Credit Card Balance Transfer- Everything You Need To Know
Almost 86% of US citizens use credit cards to make purchases and payments. But 56% of them really don’t know that what the interest rate is. This is the reason, most of them build credit card debt unintentionally. And then they opt for the balance transfer option to get out of debt. In this article, we will discuss all the important things and facts you may need to know about credit card balance transfer.
What Is a Credit Card Balance Transfer?
A credit card balance transfer is when you transfer the balance of your card with a high-interest rate to another card with a relatively lower interest rate. It is promoted as one of the most effective ways to get out of credit card debt by companies that provide credit cards. People struggling with debt often use the balance transfer method to save a lot of bucks on the interest amount while paying off the debt.
When you perform a quick search on the internet, you are shown with plenty of results telling you that transferring the balance to a new credit card is a good idea to pay off debt while saving money in terms of paying no interest rates. But you should dig deeper to understand the terms and conditions to make sure you are making an informed decision and not building more debt by transferring the balance to another card.
What Are Balance Transfer Credit Cards?
A particular type of credit card that allows you to transfer balance of your other cards or accounts is known as a balance transfer credit card. Such cards usually come with a 0% annual percentage rate. This means you are not paying the interest rate towards balance payments for a given period of time. This is the reason, people opt for a new card with balance transfer feature to pay the balance of their other cards without making bigger payments towards interest.
It sounds like a great idea to apply for a balance transfer card but one should do proper homework and review different offers to make a wise decision. Since the 0% APR period is temporary and comes with an expiry, you should be cautious and make payments before the grace period expires. Not only this, you may also need to make a 3 to 5% of balance transfer fee on each transfer transaction you perform.
Once the promoted 0% APR period is expired, you will be charged by the company with variable interest rates from 11 to 25%. This means, if you fail to pay your balance in full during the 0% APR period, you will be charged up to 25% interest rate.
Do Balance Transfers Hurt Credit Score?
Whenever you sign up for a new card, the company usually conducts a hard inquiry about your current creditworthiness to see should really want to lend you money. It makes a tiny ding in your current credit scores and your scores bounce back to normal after a short span of time. The same goes with applying for a balance transfer credit card.

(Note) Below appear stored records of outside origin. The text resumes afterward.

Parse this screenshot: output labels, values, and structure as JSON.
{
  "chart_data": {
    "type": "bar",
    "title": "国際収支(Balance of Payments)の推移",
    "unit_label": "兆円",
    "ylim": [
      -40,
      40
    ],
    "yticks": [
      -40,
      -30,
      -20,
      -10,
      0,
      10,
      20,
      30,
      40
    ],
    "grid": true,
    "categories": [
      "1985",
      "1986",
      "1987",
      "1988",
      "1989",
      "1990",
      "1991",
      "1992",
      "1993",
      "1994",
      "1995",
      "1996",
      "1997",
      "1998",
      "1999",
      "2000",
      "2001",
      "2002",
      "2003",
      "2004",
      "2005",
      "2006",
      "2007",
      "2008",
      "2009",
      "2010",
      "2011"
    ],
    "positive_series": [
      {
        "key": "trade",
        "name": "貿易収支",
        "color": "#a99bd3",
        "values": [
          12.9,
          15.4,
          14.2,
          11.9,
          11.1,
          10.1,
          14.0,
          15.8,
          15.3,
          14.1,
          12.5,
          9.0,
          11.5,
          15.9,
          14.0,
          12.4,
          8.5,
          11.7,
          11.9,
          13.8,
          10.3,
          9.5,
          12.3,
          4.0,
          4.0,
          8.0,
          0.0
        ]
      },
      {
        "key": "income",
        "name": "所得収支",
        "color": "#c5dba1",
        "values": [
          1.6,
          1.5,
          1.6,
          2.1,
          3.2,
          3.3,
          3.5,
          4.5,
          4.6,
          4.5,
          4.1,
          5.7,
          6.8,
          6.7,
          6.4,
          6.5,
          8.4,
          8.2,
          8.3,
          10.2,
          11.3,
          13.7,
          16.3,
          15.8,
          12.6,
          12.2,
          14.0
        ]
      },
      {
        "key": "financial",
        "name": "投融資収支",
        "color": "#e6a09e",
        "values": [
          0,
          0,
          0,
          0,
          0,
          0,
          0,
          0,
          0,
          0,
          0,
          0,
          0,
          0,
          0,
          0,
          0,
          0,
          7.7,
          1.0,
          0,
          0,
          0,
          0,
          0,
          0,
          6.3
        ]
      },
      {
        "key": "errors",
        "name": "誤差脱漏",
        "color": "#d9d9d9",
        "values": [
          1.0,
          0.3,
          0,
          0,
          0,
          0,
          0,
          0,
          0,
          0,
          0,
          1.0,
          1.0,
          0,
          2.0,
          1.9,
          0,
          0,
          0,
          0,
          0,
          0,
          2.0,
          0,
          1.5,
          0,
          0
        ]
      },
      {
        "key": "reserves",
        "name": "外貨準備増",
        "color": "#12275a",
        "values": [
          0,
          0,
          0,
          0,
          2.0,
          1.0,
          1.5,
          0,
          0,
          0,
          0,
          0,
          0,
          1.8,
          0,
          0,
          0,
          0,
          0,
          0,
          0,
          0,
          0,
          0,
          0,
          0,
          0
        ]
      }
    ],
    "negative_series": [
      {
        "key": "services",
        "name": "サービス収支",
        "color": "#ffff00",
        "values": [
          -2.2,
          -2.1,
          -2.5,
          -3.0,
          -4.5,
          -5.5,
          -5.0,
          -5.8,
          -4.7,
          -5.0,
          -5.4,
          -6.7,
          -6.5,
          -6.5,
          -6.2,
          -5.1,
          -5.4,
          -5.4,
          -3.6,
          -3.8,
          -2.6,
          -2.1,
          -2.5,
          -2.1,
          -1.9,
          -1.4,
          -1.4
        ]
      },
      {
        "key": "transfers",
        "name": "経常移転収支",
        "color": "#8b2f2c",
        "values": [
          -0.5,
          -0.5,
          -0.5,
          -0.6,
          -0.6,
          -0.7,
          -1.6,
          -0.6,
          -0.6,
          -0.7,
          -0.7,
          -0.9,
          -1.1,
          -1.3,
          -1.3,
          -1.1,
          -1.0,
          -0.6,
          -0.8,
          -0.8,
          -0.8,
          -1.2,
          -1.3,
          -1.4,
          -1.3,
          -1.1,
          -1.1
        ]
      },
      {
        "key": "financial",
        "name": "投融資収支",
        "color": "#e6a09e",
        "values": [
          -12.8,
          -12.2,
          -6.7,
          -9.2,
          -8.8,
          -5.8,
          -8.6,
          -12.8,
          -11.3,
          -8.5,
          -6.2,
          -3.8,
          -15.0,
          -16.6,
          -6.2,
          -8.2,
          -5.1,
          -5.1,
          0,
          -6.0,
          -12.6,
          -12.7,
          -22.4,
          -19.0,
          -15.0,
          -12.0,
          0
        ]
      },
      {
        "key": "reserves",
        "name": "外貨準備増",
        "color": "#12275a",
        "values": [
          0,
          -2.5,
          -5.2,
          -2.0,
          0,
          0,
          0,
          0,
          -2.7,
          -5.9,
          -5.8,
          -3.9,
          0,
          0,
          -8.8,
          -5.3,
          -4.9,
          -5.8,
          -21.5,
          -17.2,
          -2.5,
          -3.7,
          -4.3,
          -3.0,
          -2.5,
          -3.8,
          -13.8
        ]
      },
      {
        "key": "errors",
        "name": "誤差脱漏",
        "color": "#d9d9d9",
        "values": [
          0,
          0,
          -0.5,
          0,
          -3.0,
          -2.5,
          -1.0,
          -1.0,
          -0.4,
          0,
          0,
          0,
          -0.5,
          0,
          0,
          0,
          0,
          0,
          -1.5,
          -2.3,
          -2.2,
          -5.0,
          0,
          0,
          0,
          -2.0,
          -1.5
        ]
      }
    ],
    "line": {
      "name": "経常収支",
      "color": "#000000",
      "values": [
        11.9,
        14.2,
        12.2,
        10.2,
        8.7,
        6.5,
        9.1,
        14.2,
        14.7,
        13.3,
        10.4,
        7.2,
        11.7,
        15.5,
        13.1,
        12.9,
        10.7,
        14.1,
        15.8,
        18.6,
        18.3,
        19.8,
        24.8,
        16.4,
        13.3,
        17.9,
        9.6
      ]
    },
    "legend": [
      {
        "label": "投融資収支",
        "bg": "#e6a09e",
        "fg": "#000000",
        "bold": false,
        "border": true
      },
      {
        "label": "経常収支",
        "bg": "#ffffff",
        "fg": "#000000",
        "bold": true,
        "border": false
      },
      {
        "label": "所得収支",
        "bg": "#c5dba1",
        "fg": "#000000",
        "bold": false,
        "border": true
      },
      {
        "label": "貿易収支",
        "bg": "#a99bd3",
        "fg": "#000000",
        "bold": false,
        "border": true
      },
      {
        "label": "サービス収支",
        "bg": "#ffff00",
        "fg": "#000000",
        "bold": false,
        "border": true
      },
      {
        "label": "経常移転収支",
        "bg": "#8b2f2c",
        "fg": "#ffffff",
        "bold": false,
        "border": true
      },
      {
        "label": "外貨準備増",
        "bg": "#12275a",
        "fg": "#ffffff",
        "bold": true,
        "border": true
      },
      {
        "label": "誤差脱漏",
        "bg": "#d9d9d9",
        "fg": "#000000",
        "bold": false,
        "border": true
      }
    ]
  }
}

You will see a quick drop in your score for a few points but you will get them back soon.
Are Balance Transfer Credit Cards Worth It?
As it is mentioned above, the balance transfer method is one of the effective ways to pay off credit card debt faster, applying for one could provide you with a temporary debt repayment solution. But don’t take it as the best debt management tool especially if you live paycheck to paycheck.
A balance transfer credit card comes with a 0% APR period that can help you save so many bucks when it comes to paying off credit card debt. But there are some hidden facts you should know about balance transfer cards to avoid building more debt. There might be a particular balance transfer fee that you need to pay upon each balance transfer transaction you perform. And if you fail to make a single monthly payment, the 0% APR grace period can come to an end. And then you will be paying an interest rate higher than your old credit card.